– ¿No sabe qué le tenía tan preocupado?
– Ojalá lo hubiera sabido. Probablemente, me habría ahorrado muchos sufrimientos.
– Dígame una cosa -dijo Michael, pasándose el lápiz de una mano a la otra-, ¿cuánto puede valer un manuscrito antiguo de una obra musical?
– ¿Una obra importante?
– Pongamos que sí.
– Depende de su antigüedad. ¿Realmente antiguo?
– Digamos que un manuscrito barroco.
– Podría valer millones. El valor disminuiría un tanto si en lugar de estar firmado por el compositor fuera una copia de la época. Como es natural, lo principal es quién es el autor.
– ¿Sabe que el fontanero al que decía estar esperando sí que se presentó en realidad? -preguntó Michael sosegadamente-. Sobre el mediodía.
Izzy no dijo nada.
– Y usted no estaba en casa. El día que asesinaron a Gabriel. ¿Sabe que la poligrafía muestra algo muy poco claro en ese punto?

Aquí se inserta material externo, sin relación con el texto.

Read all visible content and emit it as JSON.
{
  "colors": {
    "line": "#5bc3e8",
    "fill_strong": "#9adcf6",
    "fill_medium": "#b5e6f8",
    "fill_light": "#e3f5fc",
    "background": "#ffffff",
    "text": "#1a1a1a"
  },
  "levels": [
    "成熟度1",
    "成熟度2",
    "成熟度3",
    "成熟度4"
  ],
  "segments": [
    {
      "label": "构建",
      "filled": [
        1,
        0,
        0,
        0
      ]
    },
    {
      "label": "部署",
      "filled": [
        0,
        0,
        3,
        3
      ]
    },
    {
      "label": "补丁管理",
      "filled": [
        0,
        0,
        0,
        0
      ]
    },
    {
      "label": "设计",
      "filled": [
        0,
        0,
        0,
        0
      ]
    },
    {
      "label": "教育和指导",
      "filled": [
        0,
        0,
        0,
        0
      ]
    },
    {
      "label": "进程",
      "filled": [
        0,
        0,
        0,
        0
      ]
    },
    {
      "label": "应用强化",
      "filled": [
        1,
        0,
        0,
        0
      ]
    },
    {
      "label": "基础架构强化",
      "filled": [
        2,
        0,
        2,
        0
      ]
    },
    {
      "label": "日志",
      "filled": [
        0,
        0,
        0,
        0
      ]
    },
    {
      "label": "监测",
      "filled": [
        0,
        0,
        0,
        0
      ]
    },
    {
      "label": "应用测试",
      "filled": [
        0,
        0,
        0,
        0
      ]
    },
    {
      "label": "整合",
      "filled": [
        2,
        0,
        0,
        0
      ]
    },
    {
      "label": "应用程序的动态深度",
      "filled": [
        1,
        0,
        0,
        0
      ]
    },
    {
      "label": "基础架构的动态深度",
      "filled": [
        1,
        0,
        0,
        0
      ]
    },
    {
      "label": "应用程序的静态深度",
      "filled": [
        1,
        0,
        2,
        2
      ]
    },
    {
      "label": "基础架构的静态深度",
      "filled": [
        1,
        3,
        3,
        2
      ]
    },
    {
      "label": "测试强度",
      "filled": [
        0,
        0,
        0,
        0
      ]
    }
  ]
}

– Yo no maté a Gabi. Lo quería, créame -dijo Izzy Mashiah con voz sorda-. Pero si, a pesar de todo, sospecha de mí, me da igual. Ya no me queda nada que perder. Por lo que a mí respecta, puede detenerme ahora mismo.
– Estoy hablando de que salió de casa -le recordó Michael-. Usted aseguró haber estado en casa todo el día. ¿Salió o no salió de casa?
– Estuve en las inmediaciones del edificio -respondió Izzy Mashiah en un susurro.
– ¿De qué edificio? -preguntó Michael para que se grabara una respuesta más clara.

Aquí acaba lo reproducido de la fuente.